Identity beyond "mom". Finally, I have something for me. I'm not defined by divorce or only a parent. I'm a content creator. An influencer. Someone who built something from nothing.
Advice for Aspiring Creators
If you're a solo parent curious about this, here's what I wish someone had told me:
Begin now. Your first videos will suck. Mine did. Everyone starts there. You improve over time, not by waiting.
Be yourself. People can spot fake. Share your true life—the chaos. That's the magic.
Guard their privacy. Establish boundaries. Decide what you will and won't share. Their privacy is sacred. I never share their names, minimize face content, and never discuss anything that could embarrass them.
Multiple revenue sources. Don't rely on just one platform or one revenue source. The algorithm is fickle. Diversification = security.
Film multiple videos. When you have available time, film multiple videos. Next week you will appreciate it when you're unable to film.
Engage with your audience. Answer comments. Respond to DMs. Be real with them. Your community is everything.
Track metrics. Time is money. If something is time-intensive and gets nothing while something else takes very little time and gets massive views, adjust your strategy.
Take care of yourself. Self-care isn't selfish. Rest. Set boundaries. Your health matters most.
Be patient. This takes time. It took me half a year to make decent money. Year one, I made maybe $15,000 total. The second year, eighty thousand. Year 3, I'm projected for $100K+. It's a marathon.
Remember why you started. On difficult days—and trust the document here me, there will be—recall your purpose. For me, it's financial freedom, time with my children, and demonstrating that I'm capable of anything.
The Reality Check
Here's the deal, I'm telling the truth. This journey is challenging. Really hard. You're managing a business while being the sole caretaker of demanding little people.
Certain days I wonder what I'm doing. Days when the negativity affect me. Days when I'm completely spent and asking myself if I should quit this with a 401k.
But then suddenly my daughter shares she loves that I'm home. Or I see my bank account actually has money in it. Or I see a message from a follower saying my content gave her courage. And I remember my purpose.
My Future Plans
Three years ago, I was terrified and clueless how to survive. Currently, I'm a full-time creator making more money than I ever did in corporate America, and I'm available when they need me.

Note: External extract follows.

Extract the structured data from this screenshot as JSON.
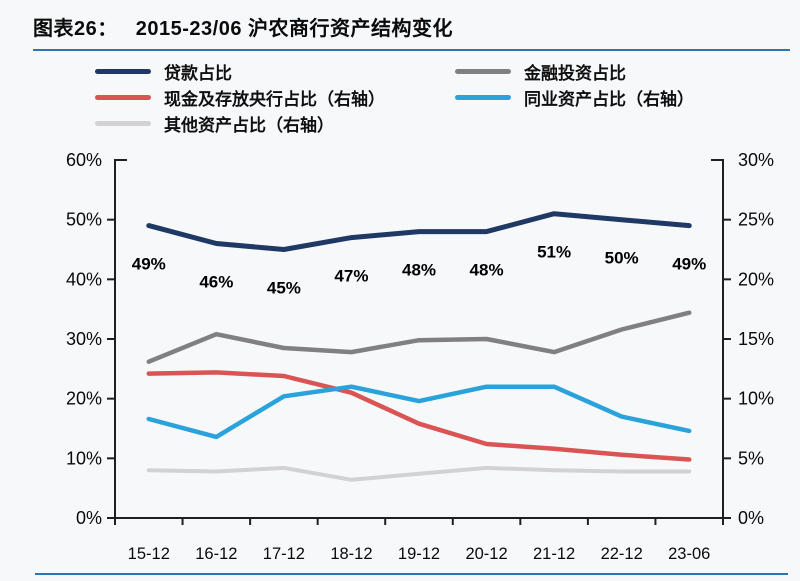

My goals moving forward? Hit 500,000 followers by end of year. Start a podcast for single parents. Maybe write a book. Keep growing this business that gives me freedom, flexibility, and financial stability.
Content creation gave me a way out when I had nothing. It gave me a way to take care of my children, show up, and create something meaningful. It's not the path I expected, but it's where I belong.
To every single mom out there wondering if you can do this: You absolutely can. It will be challenging. You'll doubt yourself. But you're currently doing the hardest job in the world—single parenting. You're stronger than you think.
Start imperfect. Stay consistent. Keep your boundaries. And know this, you're beyond survival mode—you're creating something amazing.
Gotta go now, I need to go record a video about another last-minute project and I'm just now hearing about it. Because that's the reality—making content from chaos, one post at a time.
For real. This path? It's worth it. Even when I'm sure there's crushed cheerios in my keyboard. That's the dream, mess included.